Chocodot saat ini masih terpuruk. Pabriknya masih sepi karena hanya ada setengah dari total karyawan sebelum pandemi.
“Tim 36 orang. Sempat terpuruk dan kalau 100% ada 72 orang. Agak sepi. Kalau normal itu penuh ruangannya,” kata Edwin.
“Pimpinan kami optimis akan cepat pulih karena sudah bisa lepas masker di tempat umum. Kita optimis ekonomi akan tumbuh kembali,” ucapnya.
Karena pandemi, Chocodot melebarkan sayap ke bisnis kuliner yang lain. Mereka kini sedang menggarap ayam vakum yang siap saji.
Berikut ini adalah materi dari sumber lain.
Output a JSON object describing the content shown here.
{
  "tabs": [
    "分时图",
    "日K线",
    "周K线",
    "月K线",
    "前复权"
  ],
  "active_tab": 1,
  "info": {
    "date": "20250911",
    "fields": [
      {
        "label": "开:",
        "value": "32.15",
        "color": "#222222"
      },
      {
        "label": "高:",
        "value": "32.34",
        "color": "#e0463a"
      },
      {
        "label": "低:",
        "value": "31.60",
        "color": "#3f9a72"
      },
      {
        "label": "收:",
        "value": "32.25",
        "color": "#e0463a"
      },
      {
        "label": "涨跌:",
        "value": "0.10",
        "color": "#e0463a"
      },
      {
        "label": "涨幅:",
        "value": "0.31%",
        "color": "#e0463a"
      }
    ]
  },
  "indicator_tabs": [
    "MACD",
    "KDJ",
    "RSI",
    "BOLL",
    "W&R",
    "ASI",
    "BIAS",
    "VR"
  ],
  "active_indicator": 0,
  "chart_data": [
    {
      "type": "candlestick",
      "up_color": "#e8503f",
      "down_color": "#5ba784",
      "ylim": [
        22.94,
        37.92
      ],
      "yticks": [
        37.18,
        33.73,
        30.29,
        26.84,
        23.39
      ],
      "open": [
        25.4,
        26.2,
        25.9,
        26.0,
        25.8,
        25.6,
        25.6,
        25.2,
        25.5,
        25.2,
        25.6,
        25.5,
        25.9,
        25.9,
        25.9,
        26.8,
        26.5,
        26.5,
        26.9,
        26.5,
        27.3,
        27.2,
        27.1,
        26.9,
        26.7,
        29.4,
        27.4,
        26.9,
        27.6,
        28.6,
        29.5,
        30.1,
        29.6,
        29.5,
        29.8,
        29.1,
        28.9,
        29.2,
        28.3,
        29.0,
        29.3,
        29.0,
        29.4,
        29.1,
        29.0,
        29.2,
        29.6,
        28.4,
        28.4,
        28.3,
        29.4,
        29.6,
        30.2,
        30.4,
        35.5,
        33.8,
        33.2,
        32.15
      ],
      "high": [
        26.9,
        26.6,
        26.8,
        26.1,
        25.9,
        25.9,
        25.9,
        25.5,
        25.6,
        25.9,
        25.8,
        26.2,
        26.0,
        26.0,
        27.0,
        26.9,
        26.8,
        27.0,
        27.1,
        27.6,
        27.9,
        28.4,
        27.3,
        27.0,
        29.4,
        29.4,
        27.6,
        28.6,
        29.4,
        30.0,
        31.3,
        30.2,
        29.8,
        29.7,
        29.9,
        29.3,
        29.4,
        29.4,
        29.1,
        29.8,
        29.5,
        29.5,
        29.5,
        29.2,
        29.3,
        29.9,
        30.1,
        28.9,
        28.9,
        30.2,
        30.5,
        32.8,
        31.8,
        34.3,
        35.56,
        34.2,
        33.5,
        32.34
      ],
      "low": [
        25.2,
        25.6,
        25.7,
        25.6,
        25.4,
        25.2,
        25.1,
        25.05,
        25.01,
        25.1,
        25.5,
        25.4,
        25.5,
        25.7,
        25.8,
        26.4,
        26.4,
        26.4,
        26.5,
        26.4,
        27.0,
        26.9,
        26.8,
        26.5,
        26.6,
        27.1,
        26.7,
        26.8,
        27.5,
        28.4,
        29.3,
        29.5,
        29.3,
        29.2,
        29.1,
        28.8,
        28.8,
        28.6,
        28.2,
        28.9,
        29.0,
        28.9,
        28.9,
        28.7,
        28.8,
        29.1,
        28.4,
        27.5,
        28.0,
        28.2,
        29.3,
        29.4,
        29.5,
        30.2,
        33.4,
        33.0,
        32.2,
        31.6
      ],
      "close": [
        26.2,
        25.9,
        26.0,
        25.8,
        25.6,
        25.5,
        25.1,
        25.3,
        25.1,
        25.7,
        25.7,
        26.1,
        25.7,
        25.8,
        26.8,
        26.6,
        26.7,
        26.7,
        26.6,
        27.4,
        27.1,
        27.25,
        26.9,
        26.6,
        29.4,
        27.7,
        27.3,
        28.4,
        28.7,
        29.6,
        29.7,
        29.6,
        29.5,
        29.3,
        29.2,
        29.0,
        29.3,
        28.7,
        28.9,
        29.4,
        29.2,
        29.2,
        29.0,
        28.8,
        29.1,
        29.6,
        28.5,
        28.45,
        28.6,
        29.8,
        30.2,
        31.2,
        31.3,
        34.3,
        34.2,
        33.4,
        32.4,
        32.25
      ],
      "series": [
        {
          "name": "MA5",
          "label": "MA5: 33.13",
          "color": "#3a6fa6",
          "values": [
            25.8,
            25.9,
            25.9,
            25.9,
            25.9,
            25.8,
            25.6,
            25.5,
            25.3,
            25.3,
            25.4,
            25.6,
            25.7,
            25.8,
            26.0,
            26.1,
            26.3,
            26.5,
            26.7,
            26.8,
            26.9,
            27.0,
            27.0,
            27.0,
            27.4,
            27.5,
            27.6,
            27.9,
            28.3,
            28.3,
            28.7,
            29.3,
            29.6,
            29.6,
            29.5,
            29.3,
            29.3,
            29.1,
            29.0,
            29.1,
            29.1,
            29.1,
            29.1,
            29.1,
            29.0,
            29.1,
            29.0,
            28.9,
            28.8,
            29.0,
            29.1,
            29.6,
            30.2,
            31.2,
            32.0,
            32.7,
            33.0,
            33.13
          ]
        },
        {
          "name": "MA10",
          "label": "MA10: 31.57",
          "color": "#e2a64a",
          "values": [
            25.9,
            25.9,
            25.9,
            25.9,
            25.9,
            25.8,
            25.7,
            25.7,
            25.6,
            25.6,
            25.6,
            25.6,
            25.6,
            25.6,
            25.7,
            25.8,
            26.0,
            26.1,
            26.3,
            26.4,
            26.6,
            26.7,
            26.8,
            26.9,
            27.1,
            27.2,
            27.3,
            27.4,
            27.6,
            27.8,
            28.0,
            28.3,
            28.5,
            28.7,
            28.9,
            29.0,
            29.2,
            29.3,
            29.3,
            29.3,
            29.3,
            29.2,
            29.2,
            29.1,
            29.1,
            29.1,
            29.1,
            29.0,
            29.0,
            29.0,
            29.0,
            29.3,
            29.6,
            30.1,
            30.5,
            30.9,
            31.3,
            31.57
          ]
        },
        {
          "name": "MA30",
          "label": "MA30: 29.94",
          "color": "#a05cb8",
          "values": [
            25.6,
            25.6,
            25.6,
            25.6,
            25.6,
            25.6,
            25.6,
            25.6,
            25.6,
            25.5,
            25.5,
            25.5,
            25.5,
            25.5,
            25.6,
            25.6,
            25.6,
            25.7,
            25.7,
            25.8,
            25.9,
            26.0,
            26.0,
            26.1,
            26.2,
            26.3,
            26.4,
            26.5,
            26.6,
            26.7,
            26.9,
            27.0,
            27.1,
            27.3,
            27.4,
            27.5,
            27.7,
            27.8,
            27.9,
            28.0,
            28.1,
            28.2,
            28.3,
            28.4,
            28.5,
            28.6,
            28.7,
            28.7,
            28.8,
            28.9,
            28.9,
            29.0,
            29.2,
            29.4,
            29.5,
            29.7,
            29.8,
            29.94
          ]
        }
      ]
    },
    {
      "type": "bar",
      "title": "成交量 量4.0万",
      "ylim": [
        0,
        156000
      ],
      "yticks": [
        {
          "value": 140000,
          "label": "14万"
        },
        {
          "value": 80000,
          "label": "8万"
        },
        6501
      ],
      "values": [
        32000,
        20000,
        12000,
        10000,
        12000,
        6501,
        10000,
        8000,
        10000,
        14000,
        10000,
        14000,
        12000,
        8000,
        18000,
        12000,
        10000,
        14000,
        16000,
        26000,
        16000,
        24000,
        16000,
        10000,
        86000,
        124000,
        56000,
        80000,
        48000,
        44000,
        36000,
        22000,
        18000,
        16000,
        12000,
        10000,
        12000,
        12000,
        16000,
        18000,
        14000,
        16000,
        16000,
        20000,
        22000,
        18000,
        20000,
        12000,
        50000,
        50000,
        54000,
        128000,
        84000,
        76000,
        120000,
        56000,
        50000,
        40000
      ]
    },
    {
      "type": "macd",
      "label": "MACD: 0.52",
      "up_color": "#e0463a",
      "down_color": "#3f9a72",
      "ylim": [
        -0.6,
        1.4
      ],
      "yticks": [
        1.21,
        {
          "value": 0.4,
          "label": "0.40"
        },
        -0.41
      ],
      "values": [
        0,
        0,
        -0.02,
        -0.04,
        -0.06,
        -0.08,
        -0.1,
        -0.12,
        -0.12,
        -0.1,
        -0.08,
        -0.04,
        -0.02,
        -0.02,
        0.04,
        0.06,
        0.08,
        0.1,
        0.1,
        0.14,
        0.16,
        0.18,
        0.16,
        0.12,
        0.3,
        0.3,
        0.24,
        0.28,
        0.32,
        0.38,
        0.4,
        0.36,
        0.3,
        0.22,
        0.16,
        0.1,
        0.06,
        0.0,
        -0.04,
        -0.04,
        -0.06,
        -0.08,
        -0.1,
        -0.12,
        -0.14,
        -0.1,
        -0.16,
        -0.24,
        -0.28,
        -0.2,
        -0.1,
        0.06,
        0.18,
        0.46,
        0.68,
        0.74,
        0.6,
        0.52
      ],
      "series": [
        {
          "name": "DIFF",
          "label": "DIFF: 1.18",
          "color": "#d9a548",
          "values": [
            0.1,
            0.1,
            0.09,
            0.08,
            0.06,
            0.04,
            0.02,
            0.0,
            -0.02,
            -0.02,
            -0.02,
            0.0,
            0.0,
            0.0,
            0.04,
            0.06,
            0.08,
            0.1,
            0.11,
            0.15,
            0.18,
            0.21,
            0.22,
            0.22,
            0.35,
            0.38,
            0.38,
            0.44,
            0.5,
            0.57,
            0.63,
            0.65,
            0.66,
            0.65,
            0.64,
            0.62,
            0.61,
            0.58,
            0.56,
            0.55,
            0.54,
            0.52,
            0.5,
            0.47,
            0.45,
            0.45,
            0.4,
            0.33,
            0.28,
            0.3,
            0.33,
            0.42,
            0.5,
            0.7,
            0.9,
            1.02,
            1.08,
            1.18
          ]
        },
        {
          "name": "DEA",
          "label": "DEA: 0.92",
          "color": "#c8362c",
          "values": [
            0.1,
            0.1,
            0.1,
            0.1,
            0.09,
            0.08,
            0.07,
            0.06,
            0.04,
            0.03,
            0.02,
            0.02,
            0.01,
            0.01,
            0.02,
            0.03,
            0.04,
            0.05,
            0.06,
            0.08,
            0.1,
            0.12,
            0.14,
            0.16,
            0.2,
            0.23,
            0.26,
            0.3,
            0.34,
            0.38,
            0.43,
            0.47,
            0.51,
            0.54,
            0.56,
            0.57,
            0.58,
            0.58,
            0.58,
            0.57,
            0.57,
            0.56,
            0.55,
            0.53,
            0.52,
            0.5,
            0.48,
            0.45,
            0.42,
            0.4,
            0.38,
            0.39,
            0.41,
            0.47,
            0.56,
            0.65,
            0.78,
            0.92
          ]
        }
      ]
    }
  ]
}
“Pas disaat adanya wabah pandemi kita mengembangkan salah satunya ayam pendopo. Itu terinspirasi dari bebek betutunya Bali yang divakum dan bisa bertahan lama bisa sampai 5 bulan. Ayam sudah matang, tinggal konsumsi. Itu tinggal di panaskan saja,” Paparnya.
“Kita kemarin sudah mencoba, berharap bisa dilaunching tahun ini atau tahun depan. Karena kita masih menyelesaikan syarat higienisnya dan yang lain,” Pungkas Erwin.